Oxford police have shifted to making sure they educate and inform business owners of any updated resolutions concerning the pandemic. That includes the recent requirement that employees and customers at all businesses wear masks or a face covering.
“We have seen a positive response from our businesses and citizens,” McCutchen said. “Over the past (week) we have done over 300 business checks with no citations being issued.”
The story was much the same in Starkville where officer focus has shifted to not only enforcing COVID-19 orders and resolutions but also providing a sense of safety and security to the community.
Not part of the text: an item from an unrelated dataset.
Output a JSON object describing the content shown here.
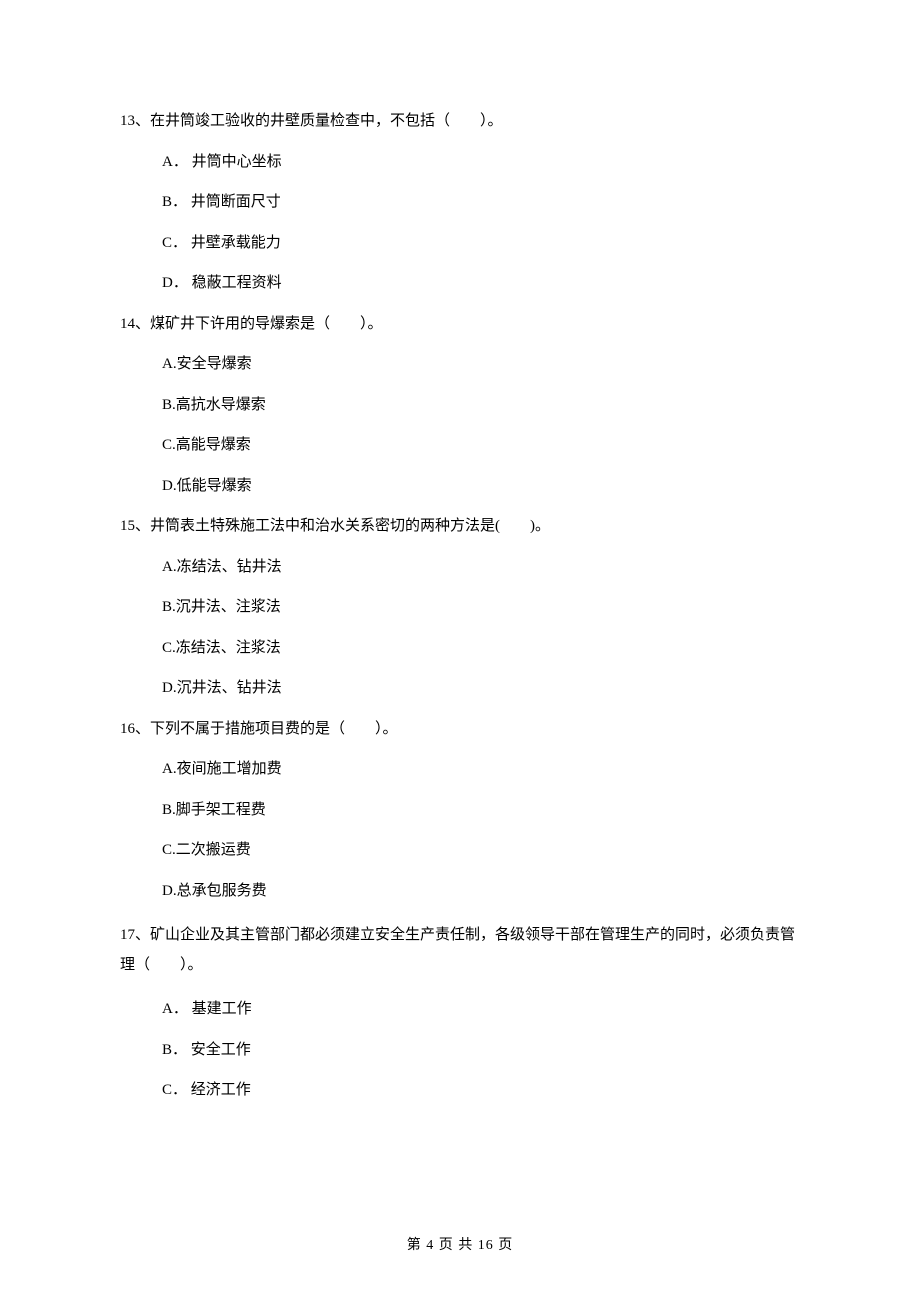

“This time of year, a lot of our calls, such as DUIs, public drunks and fights at bars, have shifted to curfew enforcement and counter-burglary activities,” Ballard said. “So far, the plan seems to be working, we have seen significant decreases in crime compared to other jurisdictions.”
The pandemic did have one unexpected bonus for Tupelo – it is allowing the department to get ready for summer early.
With schools closed since early March, school resource officers (SROs) have not have anything to do, McDougald said. TPD is working to get its bike patrol ready to hit residential areas and park.
“And not just bikes, we look to do more with golf carts and Segues,” McDougald said. “Only certain parts of the parks are shut down and as it warms up, more people will start getting out for fresh air in the parks.”
As the weather warms and the state slowly transitions away from the stay at home orders to some since of normalcy, law enforcement will adjust practices and procedures while still taking precautions, including adjusted social distancing, when interacting with residents.